My husband, on the other hand, wasn't sure what to say. Having worked as a national politics reporter for more than 10 years, he knew all too well the call of the story. But I could tell he wanted to be supportive and was perhaps suppressing his own reaction in an effort to assist me. I think I was secretly hoping that he would forbid me to go. I was the one carrying our child—but I didn't want all of the responsibility. I wanted him to protect me from my own decision. But he left it up to me. And with a green light from the midwife, I was on my way to Haiti.

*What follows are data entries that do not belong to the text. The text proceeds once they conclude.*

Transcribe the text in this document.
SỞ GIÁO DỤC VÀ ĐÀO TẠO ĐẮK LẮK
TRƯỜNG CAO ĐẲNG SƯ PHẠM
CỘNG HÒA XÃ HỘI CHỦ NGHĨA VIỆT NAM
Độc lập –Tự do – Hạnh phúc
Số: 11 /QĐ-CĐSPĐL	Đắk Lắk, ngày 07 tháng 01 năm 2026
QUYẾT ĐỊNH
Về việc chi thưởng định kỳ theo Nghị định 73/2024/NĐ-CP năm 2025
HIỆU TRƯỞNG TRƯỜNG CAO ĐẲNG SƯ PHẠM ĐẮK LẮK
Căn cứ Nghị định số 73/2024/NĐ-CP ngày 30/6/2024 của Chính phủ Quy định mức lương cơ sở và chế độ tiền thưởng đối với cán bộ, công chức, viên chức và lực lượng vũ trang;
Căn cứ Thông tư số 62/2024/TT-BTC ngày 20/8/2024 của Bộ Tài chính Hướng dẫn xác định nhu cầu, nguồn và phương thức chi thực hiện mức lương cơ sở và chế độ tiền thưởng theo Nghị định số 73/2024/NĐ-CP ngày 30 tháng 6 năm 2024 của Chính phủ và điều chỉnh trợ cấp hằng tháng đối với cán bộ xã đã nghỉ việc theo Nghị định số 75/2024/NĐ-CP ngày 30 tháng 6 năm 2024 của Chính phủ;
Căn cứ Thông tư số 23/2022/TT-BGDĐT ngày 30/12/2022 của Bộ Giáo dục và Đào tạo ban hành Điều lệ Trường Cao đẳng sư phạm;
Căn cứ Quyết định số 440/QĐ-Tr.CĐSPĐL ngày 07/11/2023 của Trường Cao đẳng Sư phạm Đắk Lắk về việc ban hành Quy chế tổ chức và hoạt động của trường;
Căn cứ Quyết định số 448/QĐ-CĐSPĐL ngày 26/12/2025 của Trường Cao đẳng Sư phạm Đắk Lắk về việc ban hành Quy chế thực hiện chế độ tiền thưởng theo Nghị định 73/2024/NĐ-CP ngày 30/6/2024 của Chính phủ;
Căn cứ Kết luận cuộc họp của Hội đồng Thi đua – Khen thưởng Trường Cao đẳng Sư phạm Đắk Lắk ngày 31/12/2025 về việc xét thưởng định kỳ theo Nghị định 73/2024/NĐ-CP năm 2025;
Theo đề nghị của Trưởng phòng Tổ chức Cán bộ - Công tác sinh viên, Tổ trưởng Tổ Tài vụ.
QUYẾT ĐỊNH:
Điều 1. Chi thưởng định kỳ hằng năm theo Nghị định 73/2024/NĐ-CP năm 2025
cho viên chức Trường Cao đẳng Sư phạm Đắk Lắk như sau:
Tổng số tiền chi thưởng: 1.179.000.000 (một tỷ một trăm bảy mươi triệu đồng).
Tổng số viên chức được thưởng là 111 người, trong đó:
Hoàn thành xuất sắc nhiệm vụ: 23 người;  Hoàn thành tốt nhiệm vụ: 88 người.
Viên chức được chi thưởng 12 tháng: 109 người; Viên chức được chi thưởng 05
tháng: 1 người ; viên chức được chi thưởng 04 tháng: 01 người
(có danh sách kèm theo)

I boarded a plane to Atlanta to meet with the international non-profit group CARE, which was flying out the next morning to the Dominican Republic. At my hotel, I tried to enjoy my shower, knowing it would likely be my last time with running water and soap for many days. I caught a glimpse of my naked self in the mirror. I looked like a high school science textbook, my rounded stomach seeming to smack me in the face as a stark reminder of what I had been trying to avoid thinking about since leaving Washington: Yes, you're pregnant. The rest of the world may not know, but you do.
On the bus taking us from the Dominican Republic into Haiti, I watched the sun set and made small talk with the other passengers, about eight other fellow journalists traveling with the group. Only two of them were women. I didn't dare tell them or anyone else of my condition. I didn't want scrutiny—or pity. As we traveled later into the night, I read e-mail dispatches from colleagues already in country. Bodies lay in the streets. Food and water was scarce. The descriptions were heartbreaking. And frightening.
I started to feel a genuine panic, silently cursing myself for not buying more food during one of our roadside stops. My marriage won't survive if something happens to this baby, I thought. My husband would blame me; I would blame me; we'd be caught in a vicious cycle and would split up. Choking back tears, I felt very foolish and powerless. I was used to having a steadiness and stoicism even under severe stress, a trait that served me well when I reported from Iraq. But now, I was a pregnant, scared journalist; those three things didn't go together.
Then a small thought, almost like a flutter, entered my mind: there have to be pregnant women in Haiti, women struggling to cope with the disaster. I would find them and write a story. That idea stopped the swirl of fear and fright and I drifted off to sleep.
Theola Labbé-DeBose, a local reporter at the Washington Post, is due in June.